We talk a lot about reviews for good reasons. They are an extremely powerful influence on the consumer journey. In fact, our research has found that 71% of people read consumer reviews before making a purchase. Reviews are so influential they have integrated every form of consumer marketing. But don’t take my word for it. Let’s examine the market’s current conception of reviews, the influence they wield, and the importance of quality and quantity.
Nielsen’s latest Global Trust in Advertising report revealed online consumer reviews are the 2nd most trusted source of brand and product information. Unsurprisingly, 61% of customers read online reviews before making a purchase decision. Serving as the first stop for potential customers, reviews are rightfully gaining importance and making ripples. Tagrin notes “Some industry observers predict that retail will change more in the next five years than it has over the past century.” He shares five predictions for the future of reviews.
1. All reviews will eventually be linked to social networks
As reviews become linked to shoppers’ real identities, anonymity will disappear. The benefits of this are tremendous. Reviews will gain credibility when associated with real people and consumers will easily determine which reviewer is a chronic complainer or trustworthy source. Retailers will have the ability to identify and interact with valuable customers and further customer relationships.
2. Shoppers will turn to their friends’ reviews first
I see the seeds of this prediction now in Facebook likes, Google+ reviews, and Twitter interactions between consumers and brands. And it makes sense that you would place more value in your techie friend Jessica’s review of a tablet than a complete stranger’s thoughts.

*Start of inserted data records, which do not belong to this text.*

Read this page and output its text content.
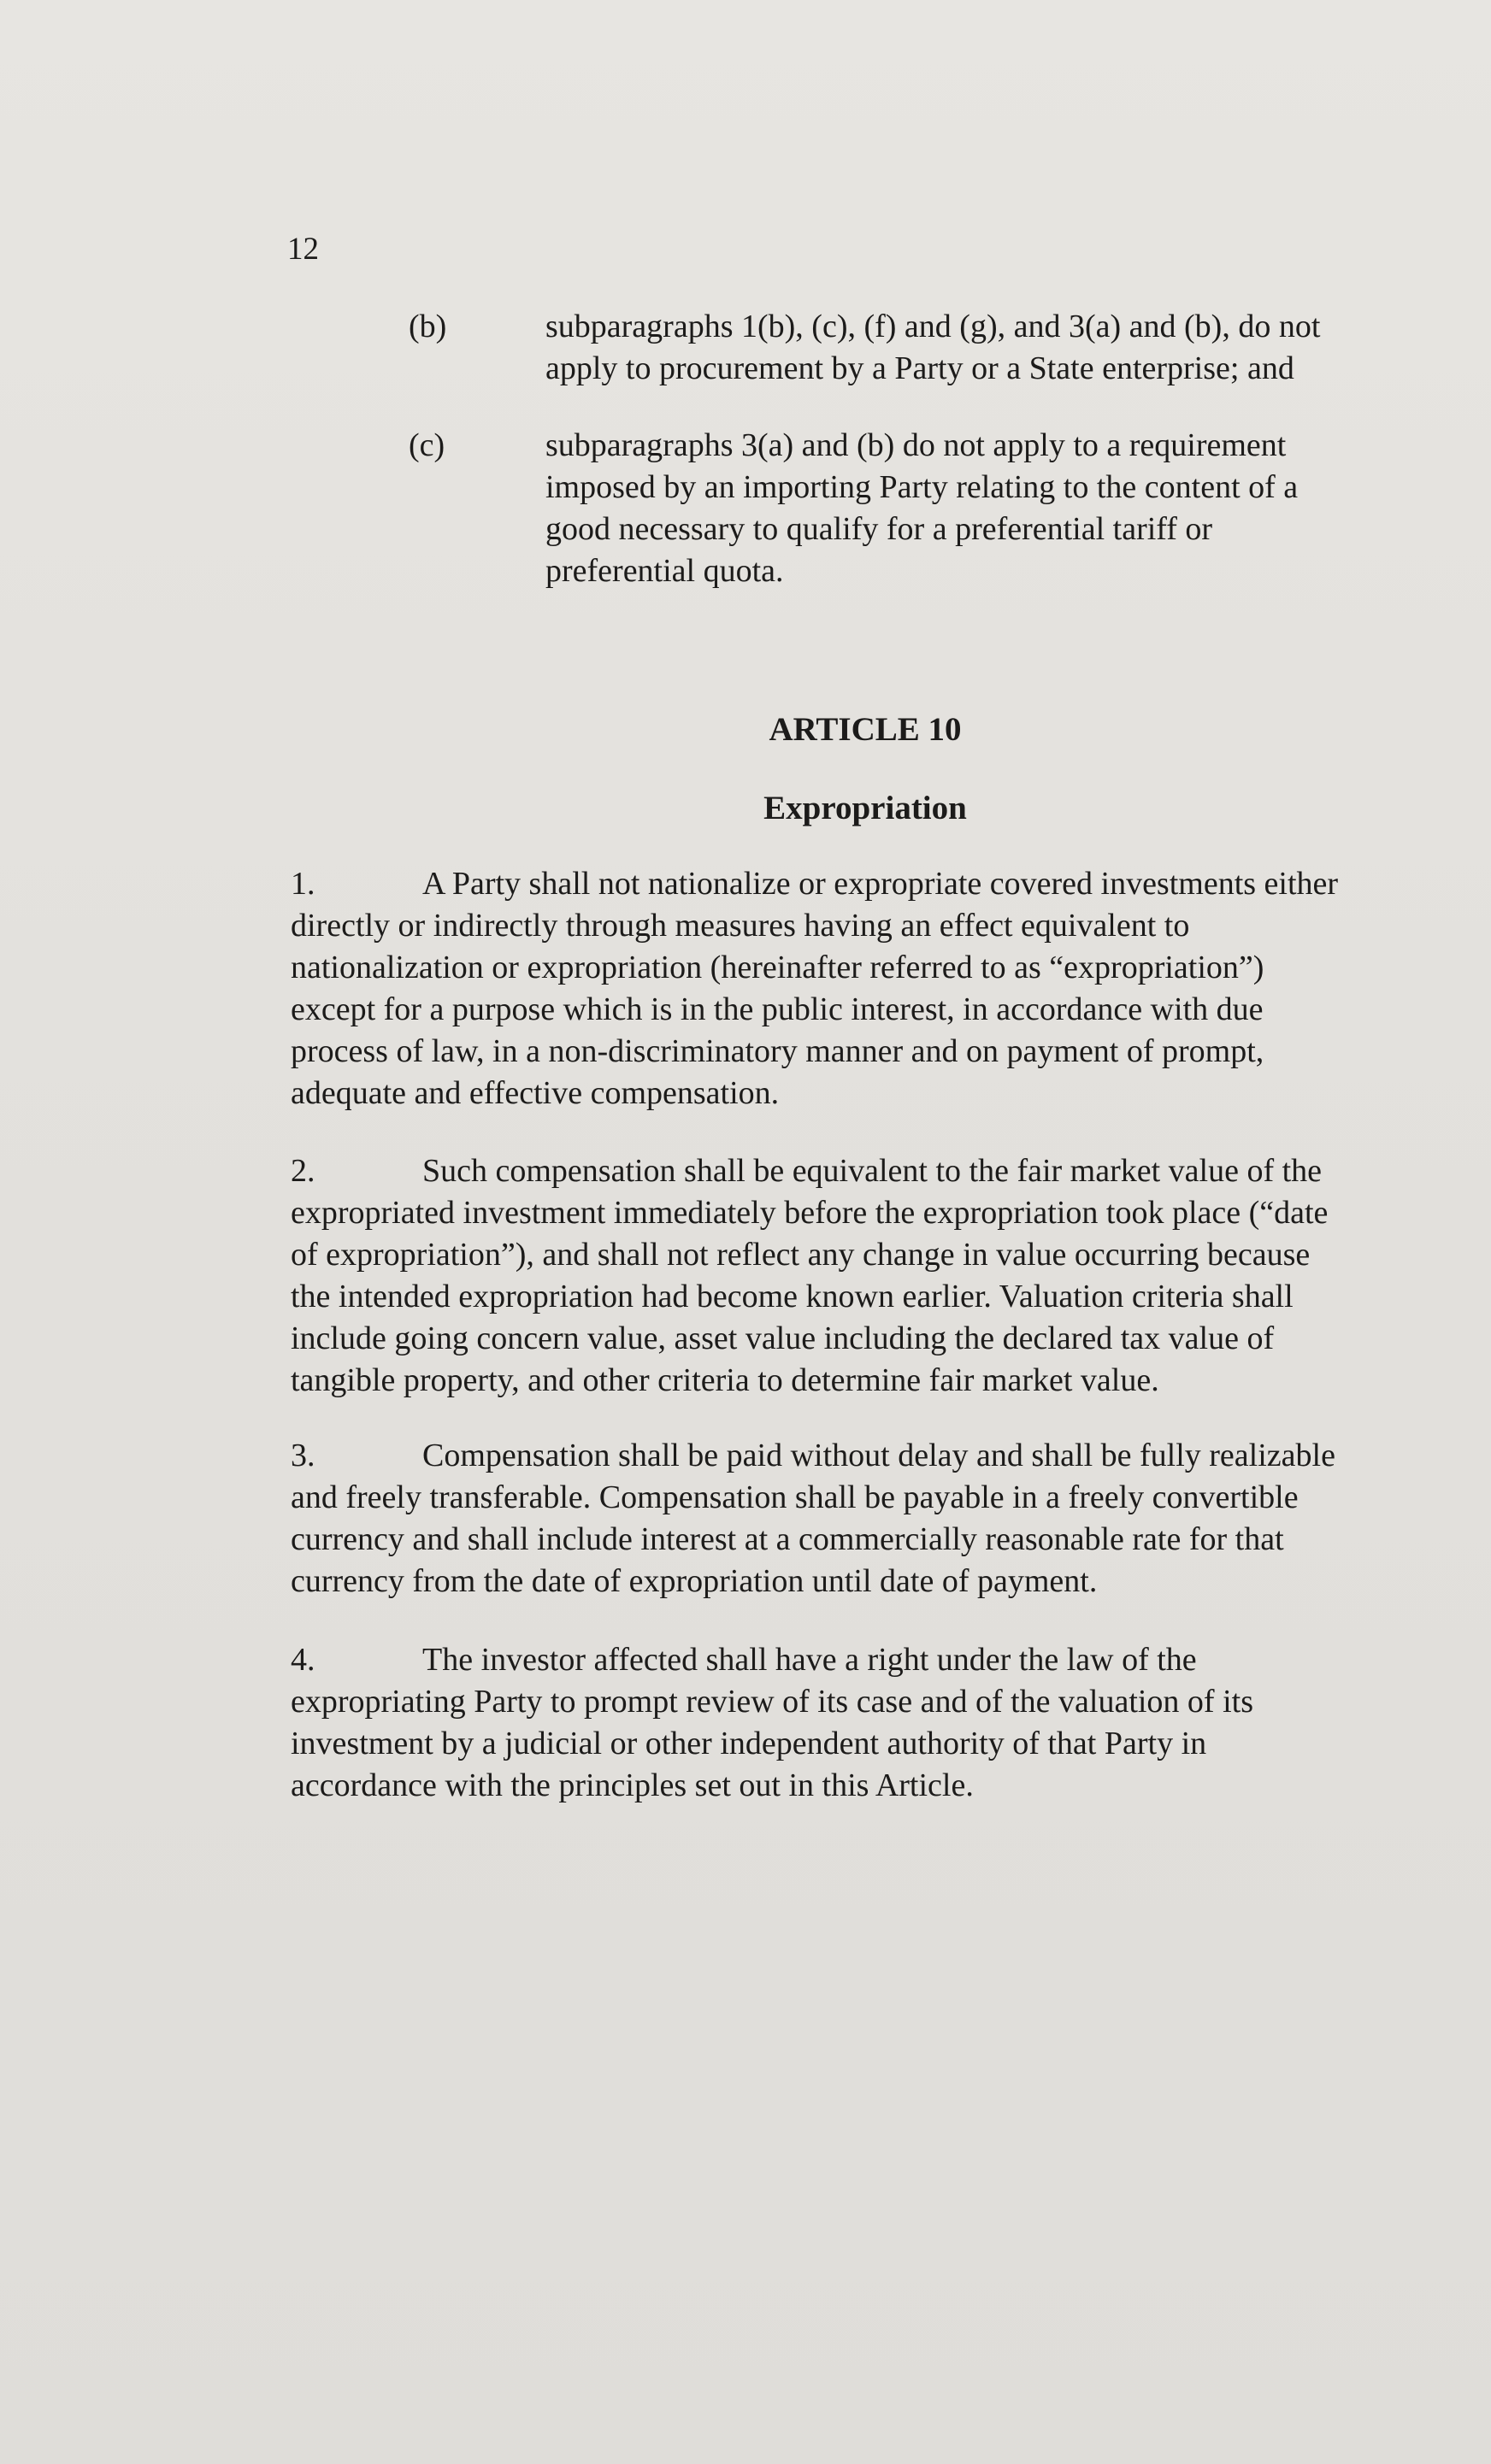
12
(b)	subparagraphs 1(b), (c), (f) and (g), and 3(a) and (b), do not
apply to procurement by a Party or a State enterprise; and
(c)	subparagraphs 3(a) and (b) do not apply to a requirement
imposed by an importing Party relating to the content of a
good necessary to qualify for a preferential tariff or
preferential quota.
ARTICLE 10
Expropriation
1.	A Party shall not nationalize or expropriate covered investments either
directly or indirectly through measures having an effect equivalent to
nationalization or expropriation (hereinafter referred to as “expropriation”)
except for a purpose which is in the public interest, in accordance with due
process of law, in a non-discriminatory manner and on payment of prompt,
adequate and effective compensation.
2.	Such compensation shall be equivalent to the fair market value of the
expropriated investment immediately before the expropriation took place (“date
of expropriation”), and shall not reflect any change in value occurring because
the intended expropriation had become known earlier. Valuation criteria shall
include going concern value, asset value including the declared tax value of
tangible property, and other criteria to determine fair market value.
3.	Compensation shall be paid without delay and shall be fully realizable
and freely transferable. Compensation shall be payable in a freely convertible
currency and shall include interest at a commercially reasonable rate for that
currency from the date of expropriation until date of payment.
4.	The investor affected shall have a right under the law of the
expropriating Party to prompt review of its case and of the valuation of its
investment by a judicial or other independent authority of that Party in
accordance with the principles set out in this Article.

3. Reviews will be aggregated by reviewer
What if you appreciated Jessica’s tablet review and now want to see what other tech products she likes? Tagrin predicts in the future you’ll be able to click on a reviewer’s profile and see all the online reviews she’s written, across multiple sites or stores, in one place.
4. Reviews will be personalized
With a growing number of reviewers for more and more products, odds are consumers will be inundated when conducting research. To improve user experience, reviews will be personally tailored to each reader, returning results from people with similar interests. Because both reviewer and review-reader’s personal information will be readily available online, the matches will likely be very relevant.

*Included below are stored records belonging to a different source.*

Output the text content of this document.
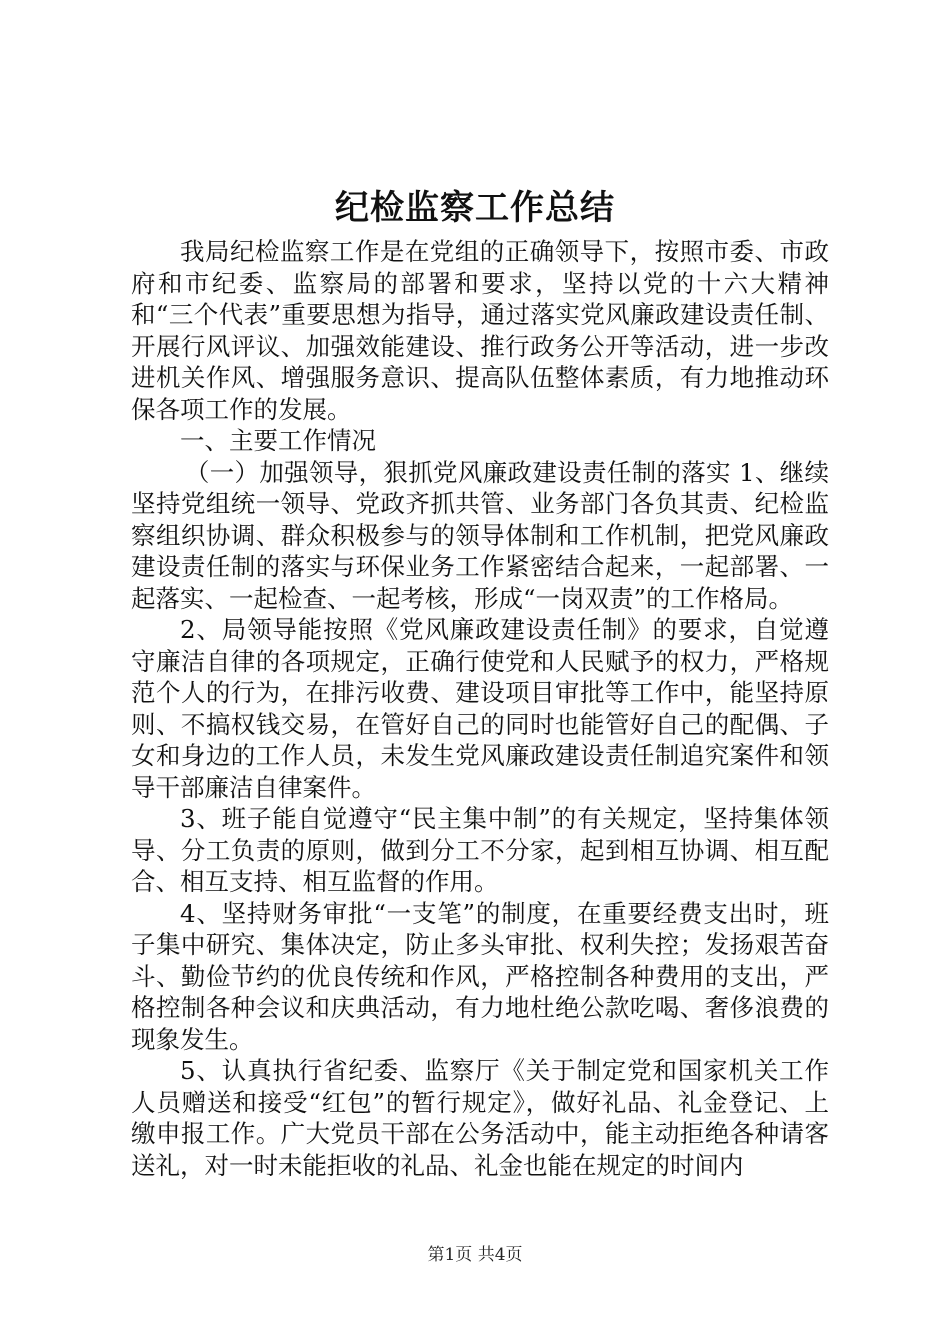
纪检监察工作总结

我局纪检监察工作是在党组的正确领导下，按照市委、市政府和市纪委、监察局的部署和要求，坚持以党的十六大精神和“三个代表”重要思想为指导，通过落实党风廉政建设责任制、开展行风评议、加强效能建设、推行政务公开等活动，进一步改进机关作风、增强服务意识、提高队伍整体素质，有力地推动环保各项工作的发展。

一、主要工作情况

（一）加强领导，狠抓党风廉政建设责任制的落实 1、继续坚持党组统一领导、党政齐抓共管、业务部门各负其责、纪检监察组织协调、群众积极参与的领导体制和工作机制，把党风廉政建设责任制的落实与环保业务工作紧密结合起来，一起部署、一起落实、一起检查、一起考核，形成“一岗双责”的工作格局。

2、局领导能按照《党风廉政建设责任制》的要求，自觉遵守廉洁自律的各项规定，正确行使党和人民赋予的权力，严格规范个人的行为，在排污收费、建设项目审批等工作中，能坚持原则、不搞权钱交易，在管好自己的同时也能管好自己的配偶、子女和身边的工作人员，未发生党风廉政建设责任制追究案件和领导干部廉洁自律案件。

3、班子能自觉遵守“民主集中制”的有关规定，坚持集体领导、分工负责的原则，做到分工不分家，起到相互协调、相互配合、相互支持、相互监督的作用。

4、坚持财务审批“一支笔”的制度，在重要经费支出时，班子集中研究、集体决定，防止多头审批、权利失控；发扬艰苦奋斗、勤俭节约的优良传统和作风，严格控制各种费用的支出，严格控制各种会议和庆典活动，有力地杜绝公款吃喝、奢侈浪费的现象发生。

5、认真执行省纪委、监察厅《关于制定党和国家机关工作人员赠送和接受“红包”的暂行规定》，做好礼品、礼金登记、上缴申报工作。广大党员干部在公务活动中，能主动拒绝各种请客送礼，对一时未能拒收的礼品、礼金也能在规定的时间内

第1页 共4页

5. All formats will become compatible
Currently, there are many different review formats and information required by websites and retailers. Tagrin writes “websites will continue to get smarter about extracting the most important information from any type of customer review.” No matter if it’s a video review or stars-ratings, the information customers care most about will consistently become prominent and easily found.
Reflecting more comfort with digital than Gen X mothers, online baby registries have increased 94% from 2013 as millennial moms are making registry decisions online using all information available there – including peer reviews.
While three of every four expectant moms surveyed do have cheaper items like bedding and diapers on their registry lists, 72% also include expensive things like car seats and baby characters. Interestingly the survey compared the effectiveness of online reviews written by other parents and those written by editorial experts. In $50,000-$100,000 households, 61% of moms bought or placed strollers on their registries after reading parent reviews whereas only 44% of moms did so after reading the online editorial expert reviews.
Consumer reviews influence purchasing decisions for all products – cheap and expensive. Which means not soliciting or prominently displaying customer reviews could cost you.
88% Of Consumers Trust Online Reviews As Much As Personal Recommendations
By Myles Anderson for Search Engine Land
In the stroller example, why is there such a big jump in between the impact of peer vs. editorial expert reviews?
Almost nine in ten consumers trust online reviews as much as personal recommendations. Consumers are more trusting if there are multiple customer reviews to read. The survey noted 67% of consumers read up to six reviews and 85% read up to ten. Shoppers value reviews and are willing to spend time reading them.
Also intrinsic to trust is authenticity. Anderson writes:
“The subject of fake reviews has had a lot of news coverage and is clearly in the consciousness of the average consumer. It’s likely that they will only become more discerning in their trust of reviews as this issue becomes more prevalent.”
Yelp has consistently denied that they force small businesses into paying fees to keep positive reviews prominently displayed and hide or remove negative reviews. Now a three-judge panel at the 9th Circuit has ruled that “even if plaintiffs could adequately prove that Yelp has removed and replaced positive reviews and manipulated star ratings in exchange for paid ads, Yelp wouldn’t have been doing anything illegal.”
While not illegal, it is incredibly damaging to Yelp’s integrity. And it’s not over. There is still a shareholders’ lawsuit that cited the over 2,000 complaints the Federal Trade Commission has received about Yelp and a separate false advertising suit over Yelp’s claim of having “the most trusted reviews”.
Consumers are tired of fake reviews. With such overwhelming evidence of the power of authentic reviews, why would any company risk losing such a valuable tool?